Passez-vous de télévision encore une fois ; elle ne vous apportera que mauvaises nouvelles, violences, inepties, fadaises, bêtises, forfaitures, décadence et repli sur vous-même.
Précipitez-vous sur ce livre, petit par la taille (une centaine de pages en « poche »), modeste par le titre, mais immense pour tout le reste.
Conrad et Hans sont deux adolescents, deux amis. Ils sont dans la même classe, et vivent dans l’Allemagne des années trente. Conrad est aristocrate, Hans est juif. Ils affrontent tous deux la montée du nazisme. Le premier devient officier pour servir son pays, l’autre est obligé de le fuir.
Sans vouloir dévoiler le fin mot du livre, pour ceux qui ne le connaisse pas ou ne s’en souvienne pas, le titre lui-même souligne le paradoxe de l’histoire puisque c’est à l’instant précis où Hans apprend qu’il a définitivement perdu son ami Conrad qu’il le « retrouve ».
Ce livre devrait être le livre de chevet de tout jeune européen, dans tous les programmes d’éducation et dans tous les esprits de tout futur citoyen de notre vieux continent.
C’est une absolue nécessité que de se le procurer, de le lire, de le faire circuler, de le partager, de le recommander et de s’en souvenir.
Je me souviendrai pour ma part longtemps du jour où mon père, jugeant sans doute que j’étais en âge de lire et comprendre le message de cet ouvrage à la fois chef d’œuvre de sensibilité et témoignage universel (je devais avoir environ 16 ans, l’âge des deux héros au début de l’histoire), où mon père, donc, m’a tendu ce petit livre en me disant : « tiens ! tu devrais lire ça ! ».
C’est un livre magnifique, et pourtant ce n’est pas le livre d’un écrivain. C’est plutôt le résultat unique d’un travail littéraire dont l’auteur, avocat de formation, se considérait lui-même plutôt comme un peintre raté.

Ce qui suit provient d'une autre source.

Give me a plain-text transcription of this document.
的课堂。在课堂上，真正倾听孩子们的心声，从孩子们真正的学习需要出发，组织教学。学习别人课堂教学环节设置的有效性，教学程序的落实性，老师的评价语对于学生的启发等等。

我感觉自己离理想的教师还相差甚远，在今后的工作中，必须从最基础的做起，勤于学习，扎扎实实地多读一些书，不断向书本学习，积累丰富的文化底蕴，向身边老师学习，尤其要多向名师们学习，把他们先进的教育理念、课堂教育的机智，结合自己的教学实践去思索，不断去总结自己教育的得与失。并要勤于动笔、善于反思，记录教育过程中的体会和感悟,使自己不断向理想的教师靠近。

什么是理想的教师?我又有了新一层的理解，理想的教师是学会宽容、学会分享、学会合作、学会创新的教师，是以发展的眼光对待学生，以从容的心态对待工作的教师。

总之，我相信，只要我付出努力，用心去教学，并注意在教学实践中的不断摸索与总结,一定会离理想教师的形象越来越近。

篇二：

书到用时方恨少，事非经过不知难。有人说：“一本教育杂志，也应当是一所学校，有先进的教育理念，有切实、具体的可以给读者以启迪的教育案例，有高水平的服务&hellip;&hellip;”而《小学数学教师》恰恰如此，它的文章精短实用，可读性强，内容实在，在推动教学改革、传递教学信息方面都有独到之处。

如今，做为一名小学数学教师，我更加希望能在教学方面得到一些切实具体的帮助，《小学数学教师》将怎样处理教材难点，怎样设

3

En plus de ce récit inspiré directement de sa propre jeunesse, son autre livre, pleinement autobiographique celui-là, et publié vers la fin de sa vie, a pour titre en français « Il fait beau aujourd’hui à Paris ». Ce titre est en fait la phrase codée prononcée un certain jour par un de ses amis au téléphone. Il est alors avocat, juif, installé en Allemagne, et Hitler est au pouvoir. Il comprend qu’il est en danger, et qu’il doit partir, sans attendre. Il va s’exiler pour toujours, d’abord à Paris et à Londres, puis aux Etats-Unis où il vivra jusqu’à la fin de ses jours. Dans ce deuxième livre, un passage très émouvant est celui où il explique comment il en vient, lui qui aimait tant la culture allemande, sa musique et sa littérature, à décider de ne plus jamais prononcer un seul mot en allemand, ce qui revient dans son cas à renoncer définitivement à sa langue maternelle, pour ne plus s’exprimer qu’en anglais.
N’attendez plus ! Courez tout de suite pour vous procurer « L’Ami Retrouvé » de Fred Uhlman.